Miller v. Miller

294 S.W. 694 | Tex. App. | 1927

Appellant submits the proposition, first, that

"The rendering of a final judgment of permanent injunction against appellant upon an ex parte hearing of an application therefor, without notice or process served upon him is void, as without due process of law."

Although "the order sounds in terms of a final judgment," yet it is evident that the order was intended and should be held to award merely a preliminary injunction or temporary restraining order. It was indorsed "in Chambers," and the writ, according to its recitals, was to operate and be in force "during the pendency of this suit or until the further orders of this court." A hearing upon the merits is yet open to appellant, as the interlocutory injunction, being merely provisional in its nature, does not conclude such right. Being purely a preliminary injunction in legal force and effect, and not a final decree for a perpetual injunction, it was not error upon the part of the judge to grant the order without notice to appellant. Article 4654, R.S.; Houk v. Robinson (Tex.Civ.App.)160 S.W. 120; Williamson v. Cayo (Tex.Civ.App.) 198 S.W. 643.
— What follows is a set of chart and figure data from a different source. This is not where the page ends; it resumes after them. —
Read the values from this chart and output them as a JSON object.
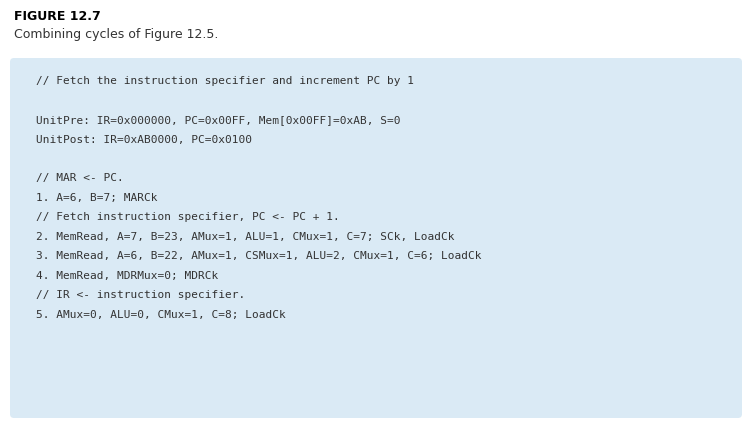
{
  "figure_label": "FIGURE 12.7",
  "figure_caption": "Combining cycles of Figure 12.5.",
  "page_bg_color": "#ffffff",
  "box_bg_color": "#daeaf5",
  "title_color": "#000000",
  "caption_color": "#333333",
  "code_color": "#333333",
  "monospace_lines": [
    "// Fetch the instruction specifier and increment PC by 1",
    "",
    "UnitPre: IR=0x000000, PC=0x00FF, Mem[0x00FF]=0xAB, S=0",
    "UnitPost: IR=0xAB0000, PC=0x0100",
    "",
    "// MAR <- PC.",
    "1. A=6, B=7; MARCk",
    "// Fetch instruction specifier, PC <- PC + 1.",
    "2. MemRead, A=7, B=23, AMux=1, ALU=1, CMux=1, C=7; SCk, LoadCk",
    "3. MemRead, A=6, B=22, AMux=1, CSMux=1, ALU=2, CMux=1, C=6; LoadCk",
    "4. MemRead, MDRMux=0; MDRCk",
    "// IR <- instruction specifier.",
    "5. AMux=0, ALU=0, CMux=1, C=8; LoadCk"
  ],
  "fig_width": 7.52,
  "fig_height": 4.22,
  "dpi": 100,
  "label_fontsize": 9.0,
  "caption_fontsize": 9.0,
  "code_fontsize": 8.0
}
The appellant next insists that the order was void because (1) "the defendant is enjoined from the commission of a criminal act"; and (2) "it is founded on a petition subject to general demurrer." The petition does not seek relief against injuries which already have been committed, nor to restrain the probable doing only of "serious bodily injury to her, her children, and her mother." The acts are set up to show a well-grounded apprehension of special injury to the appellant, in violation of her private rights. The petition by intendment founds the right to relief against the repeated and unauthorized acts of the defendant in "coming to the home of this plaintiff at any and all hours of the night and day" and there continually acting in an offensive and threatening manner. Such unlawful behavior and conduct of defendant in respect to applicant's private home is connected with violations of her private and valuable rights. The enjoyment of lawful peace and private use of her home is thereby infringed upon, broken, and disturbed. The deprivation of these privileges, with the reasonable probability of indefinite continuation if no injunction is granted, is the sum of the complaint.

There is involved in the second ground the point that the petition does not pray for a temporary injunction. It has been repeatedly held that the judge has no authority to grant a temporary injunction, such as the present one is, when there was no prayer for that character of relief. Boyd v. Dudgeon (Tex.Civ.App.) 192 S.W. 262; Hoskins v. Cauble (Tex.Civ.App.) 198 S.W. 629; Fort Worth Acid Works v. City of Fort Worth (Tex.Civ.App.) 248 S.W. 822. Accordingly, the judgment is reversed and judgment is here entered vacating the order, without prejudice in future proceedings on amended petition. The cost of the appeal is taxed against the appellee.

We have noted the appellee's suggestion that "the court was authorized and had jurisdiction to add an injunction to the divorce decree, for the welfare and protection of the children involved." Even so, and assuming for the moment that the application was sufficient for the purpose, "proper notice thereof to the defendant" was first required to make the order legal, as expressly announced in the case cited.